Hello, the Natural Language Processing with Sequence Models discussed the benefit of deep n-grams over statistical n-grams such as:

  • Reduce memory and disk space consumption if you have a large corpus.
  • GRU and LSTM n-grams, overpower traditional RNN n-grams by being able to capture longer dependency.

However, a comparison between deep (GRU, LSTM) n-grams and word embeddings (build by CBOWs in Course 2: Natural Language Processing with Probabilistic Models, week 4) in terms of language model was not discussed. I do not know when to choose which method to build a more sophisticated language model.

Could someone give some insights/advice?

Hi @Hung_Nguyen1

I think you misunderstand what are the word embeddings because it’s not about “deep(GRU, LSTM) n-grams against word embeddings”.

Here are some threads about word embeddings:

And also some threads about RNNs:


Thank you for spending your time @arvyzukai .
I understand that word embedding is a way to represent text data to a machine-readable form. I modified the question because my wording might cause confusion.
In sum, what I mean is Word Embeddings (built by CBOWs) is a Language Model and Deep N-grams is also a language model, too. Could you give a comparison between them?

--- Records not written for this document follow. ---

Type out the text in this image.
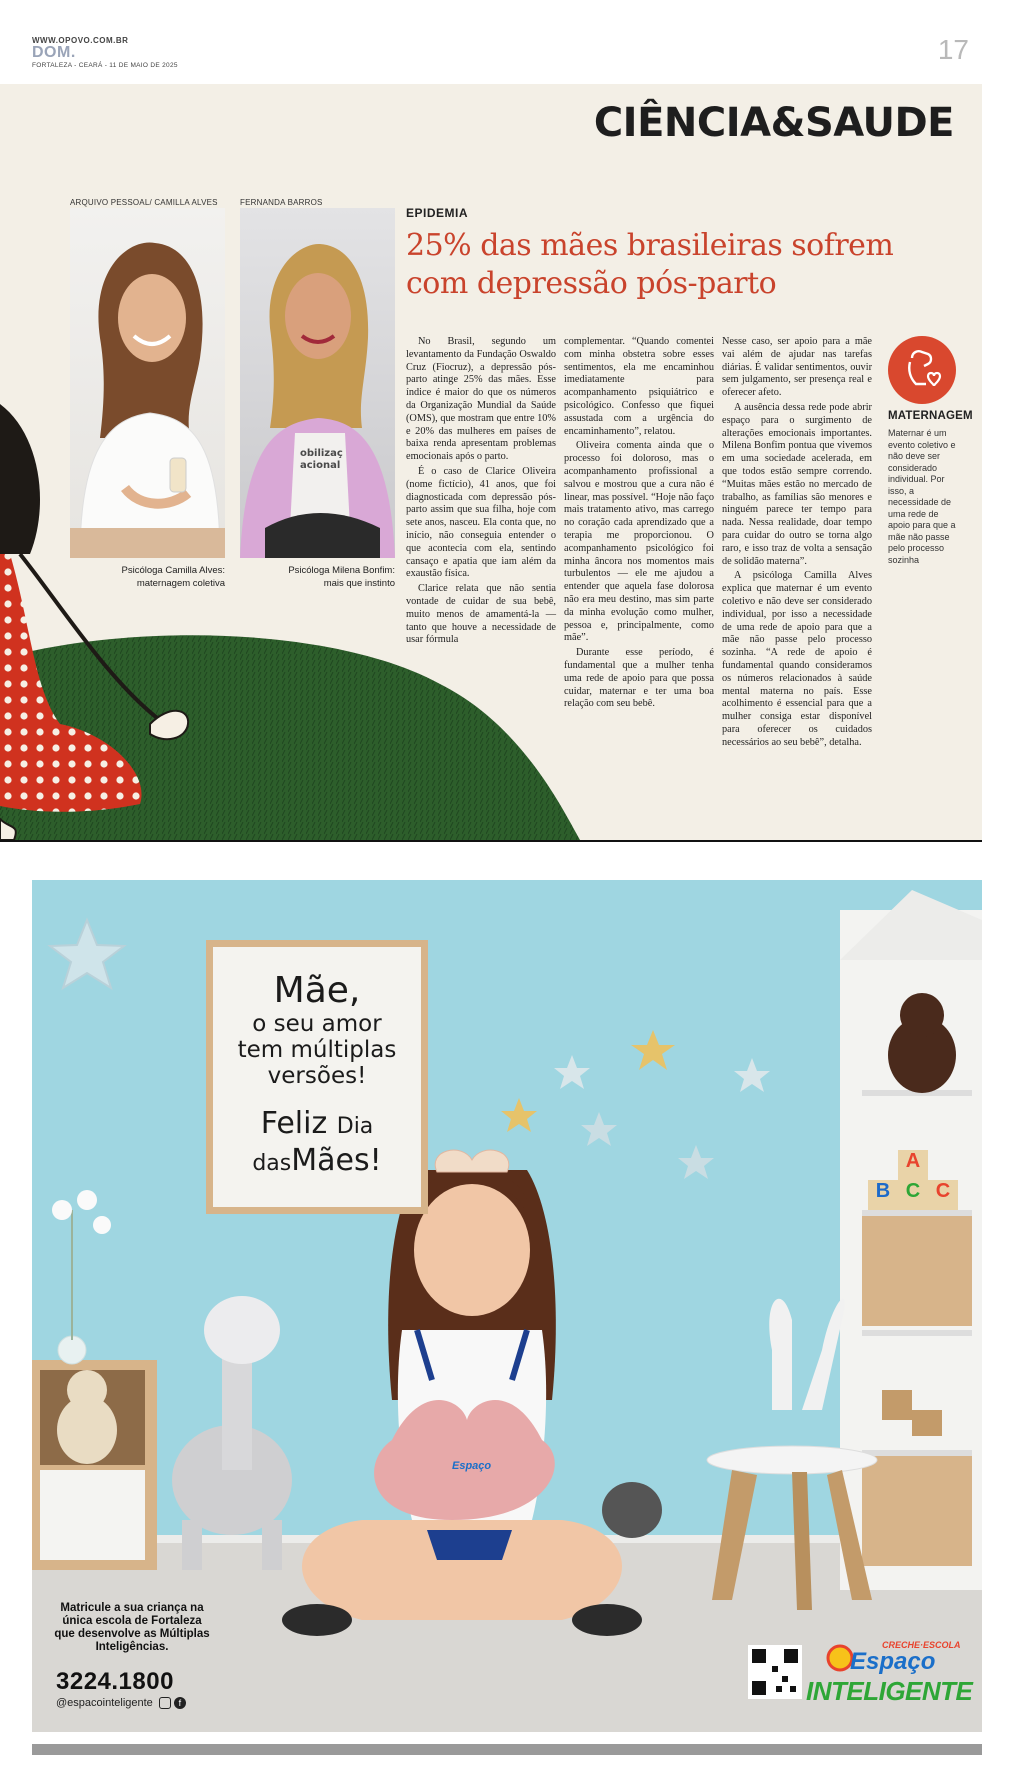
WWW.OPOVO.COM.BR
DOM.
FORTALEZA - CEARÁ - 11 DE MAIO DE 2025
17
CIÊNCIA&SAUDE
ARQUIVO PESSOAL/ CAMILLA ALVES
Psicóloga Camilla Alves:
maternagem coletiva
FERNANDA BARROS
obilizaç
acional
Psicóloga Milena Bonfim:
mais que instinto
EPIDEMIA
25% das mães brasileiras sofrem com depressão pós-parto

No Brasil, segundo um levantamento da Fundação Oswaldo Cruz (Fiocruz), a depressão pós-parto atinge 25% das mães. Esse índice é maior do que os números da Organização Mundial da Saúde (OMS), que mostram que entre 10% e 20% das mulheres em países de baixa renda apresentam problemas emocionais após o parto.

É o caso de Clarice Oliveira (nome fictício), 41 anos, que foi diagnosticada com depressão pós-parto assim que sua filha, hoje com sete anos, nasceu. Ela conta que, no início, não conseguia entender o que acontecia com ela, sentindo cansaço e apatia que iam além da exaustão física.

Clarice relata que não sentia vontade de cuidar de sua bebê, muito menos de amamentá-la — tanto que houve a necessidade de usar fórmula

complementar. “Quando comentei com minha obstetra sobre esses sentimentos, ela me encaminhou imediatamente para acompanhamento psiquiátrico e psicológico. Confesso que fiquei assustada com a urgência do encaminhamento”, relatou.

Oliveira comenta ainda que o processo foi doloroso, mas o acompanhamento profissional a salvou e mostrou que a cura não é linear, mas possível. “Hoje não faço mais tratamento ativo, mas carrego no coração cada aprendizado que a terapia me proporcionou. O acompanhamento psicológico foi minha âncora nos momentos mais turbulentos — ele me ajudou a entender que aquela fase dolorosa não era meu destino, mas sim parte da minha evolução como mulher, pessoa e, principalmente, como mãe”.

Durante esse período, é fundamental que a mulher tenha uma rede de apoio para que possa cuidar, maternar e ter uma boa relação com seu bebê.

Nesse caso, ser apoio para a mãe vai além de ajudar nas tarefas diárias. É validar sentimentos, ouvir sem julgamento, ser presença real e oferecer afeto.

A ausência dessa rede pode abrir espaço para o surgimento de alterações emocionais importantes. Milena Bonfim pontua que vivemos em uma sociedade acelerada, em que todos estão sempre correndo. “Muitas mães estão no mercado de trabalho, as famílias são menores e ninguém parece ter tempo para nada. Nessa realidade, doar tempo para cuidar do outro se torna algo raro, e isso traz de volta a sensação de solidão materna”.

A psicóloga Camilla Alves explica que maternar é um evento coletivo e não deve ser considerado individual, por isso a necessidade de uma rede de apoio para que a mãe não passe pelo processo sozinha. “A rede de apoio é fundamental quando consideramos os números relacionados à saúde mental materna no país. Esse acolhimento é essencial para que a mulher consiga estar disponível para oferecer os cuidados necessários ao seu bebê”, detalha.

MATERNAGEM
Maternar é um evento coletivo e não deve ser considerado individual. Por isso, a necessidade de uma rede de apoio para que a mãe não passe pelo processo sozinha
A
B C C
Mãe,
o seu amor
tem múltiplas
versões!
Feliz Dia
dasMães!
Espaço
Matricule a sua criança na única escola de Fortaleza que desenvolve as Múltiplas Inteligências.
3224.1800
@espacointeligente	f
CRECHE·ESCOLA
Espaço
INTELIGENTE
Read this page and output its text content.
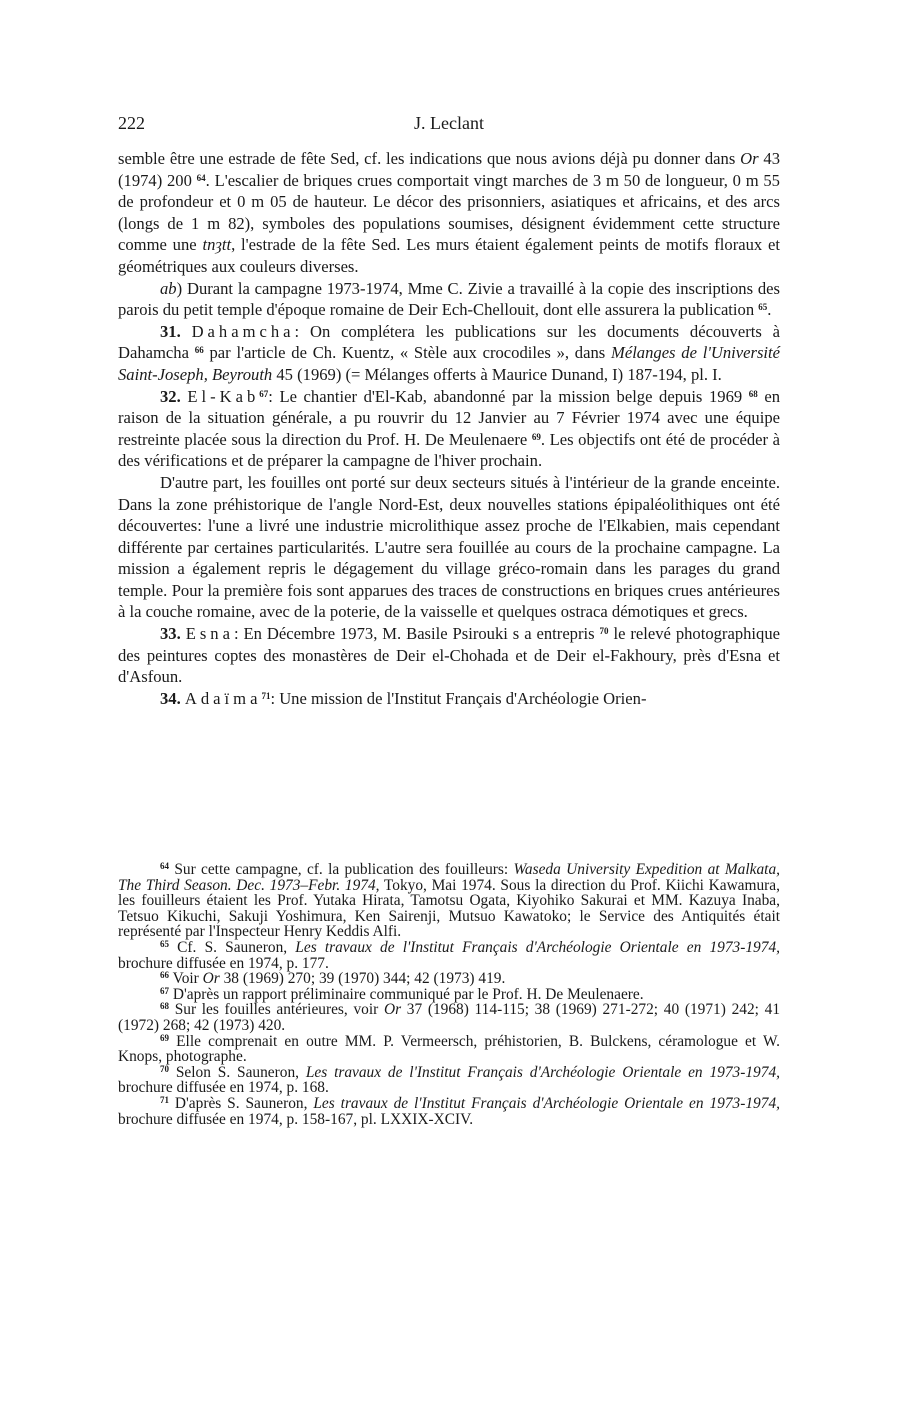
222	J. Leclant

semble être une estrade de fête Sed, cf. les indications que nous avions déjà pu donner dans Or 43 (1974) 200 $^{64}$. L'escalier de briques crues comportait vingt marches de 3 m 50 de longueur, 0 m 55 de profondeur et 0 m 05 de hauteur. Le décor des prisonniers, asiatiques et africains, et des arcs (longs de 1 m 82), symboles des populations soumises, désignent évidemment cette structure comme une tnȝtt, l'estrade de la fête Sed. Les murs étaient également peints de motifs floraux et géométriques aux couleurs diverses.

ab) Durant la campagne 1973-1974, Mme C. Zivie a travaillé à la copie des inscriptions des parois du petit temple d'époque romaine de Deir Ech-Chellouit, dont elle assurera la publication $^{65}$.

31. Dahamcha: On complétera les publications sur les documents découverts à Dahamcha $^{66}$ par l'article de Ch. Kuentz, « Stèle aux crocodiles », dans Mélanges de l'Université Saint-Joseph, Beyrouth 45 (1969) (= Mélanges offerts à Maurice Dunand, I) 187-194, pl. I.

32. El-Kab$^{67}$: Le chantier d'El-Kab, abandonné par la mission belge depuis 1969 $^{68}$ en raison de la situation générale, a pu rouvrir du 12 Janvier au 7 Février 1974 avec une équipe restreinte placée sous la direction du Prof. H. De Meulenaere $^{69}$. Les objectifs ont été de procéder à des vérifications et de préparer la campagne de l'hiver prochain.

D'autre part, les fouilles ont porté sur deux secteurs situés à l'intérieur de la grande enceinte. Dans la zone préhistorique de l'angle Nord-Est, deux nouvelles stations épipaléolithiques ont été découvertes: l'une a livré une industrie microlithique assez proche de l'Elkabien, mais cependant différente par certaines particularités. L'autre sera fouillée au cours de la prochaine campagne. La mission a également repris le dégagement du village gréco-romain dans les parages du grand temple. Pour la première fois sont apparues des traces de constructions en briques crues antérieures à la couche romaine, avec de la poterie, de la vaisselle et quelques ostraca démotiques et grecs.

33. Esna: En Décembre 1973, M. Basile Psirouki s a entrepris $^{70}$ le relevé photographique des peintures coptes des monastères de Deir el-Chohada et de Deir el-Fakhoury, près d'Esna et d'Asfoun.

34. Adaïma$^{71}$: Une mission de l'Institut Français d'Archéologie Orien-

$^{64}$ Sur cette campagne, cf. la publication des fouilleurs: Waseda University Expedition at Malkata, The Third Season. Dec. 1973–Febr. 1974, Tokyo, Mai 1974. Sous la direction du Prof. Kiichi Kawamura, les fouilleurs étaient les Prof. Yutaka Hirata, Tamotsu Ogata, Kiyohiko Sakurai et MM. Kazuya Inaba, Tetsuo Kikuchi, Sakuji Yoshimura, Ken Sairenji, Mutsuo Kawatoko; le Service des Antiquités était représenté par l'Inspecteur Henry Keddis Alfi.

$^{65}$ Cf. S. Sauneron, Les travaux de l'Institut Français d'Archéologie Orientale en 1973-1974, brochure diffusée en 1974, p. 177.

$^{66}$ Voir Or 38 (1969) 270; 39 (1970) 344; 42 (1973) 419.

$^{67}$ D'après un rapport préliminaire communiqué par le Prof. H. De Meulenaere.

$^{68}$ Sur les fouilles antérieures, voir Or 37 (1968) 114-115; 38 (1969) 271-272; 40 (1971) 242; 41 (1972) 268; 42 (1973) 420.

$^{69}$ Elle comprenait en outre MM. P. Vermeersch, préhistorien, B. Bulckens, céramologue et W. Knops, photographe.

$^{70}$ Selon S. Sauneron, Les travaux de l'Institut Français d'Archéologie Orientale en 1973-1974, brochure diffusée en 1974, p. 168.

$^{71}$ D'après S. Sauneron, Les travaux de l'Institut Français d'Archéologie Orientale en 1973-1974, brochure diffusée en 1974, p. 158-167, pl. LXXIX-XCIV.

I’m happy to help @Hung_Nguyen1

A language model is a probabilistic model of a natural language that can generate probabilities of a series of words, based on text corpora it was trained on.
So yes - both, pure statistical models based on word n-grams" (one of them is CBOW) and Recurrent Neural Network based language models, are language models.

By comparing them by “sophistication”, RNN based language models are superior to the pure (classic) statistical models. Transformers, on the other hand, are even more sophisticated language models than RNN based.
In simple words:

  • Transformers > RNN > N-gram

The word embeddings is an integral part of the language model, meaning that it’s difficult to compare them outside the model (“their goal” is to fit the loss function and not to “look good” in PCA).
In contrast to statistical models, RNNs’ and Transformers’ word embeddings are continuous representations (which simply means that in a sequence, each word embedding is different depending on other words) and trying to directly compare them with CBOW word embeddings is somewhat difficult.
I found this attempt Comparing Contextual and Static Word Embeddings with Small
Philosophical Data
not too convincing but you can judge yourself.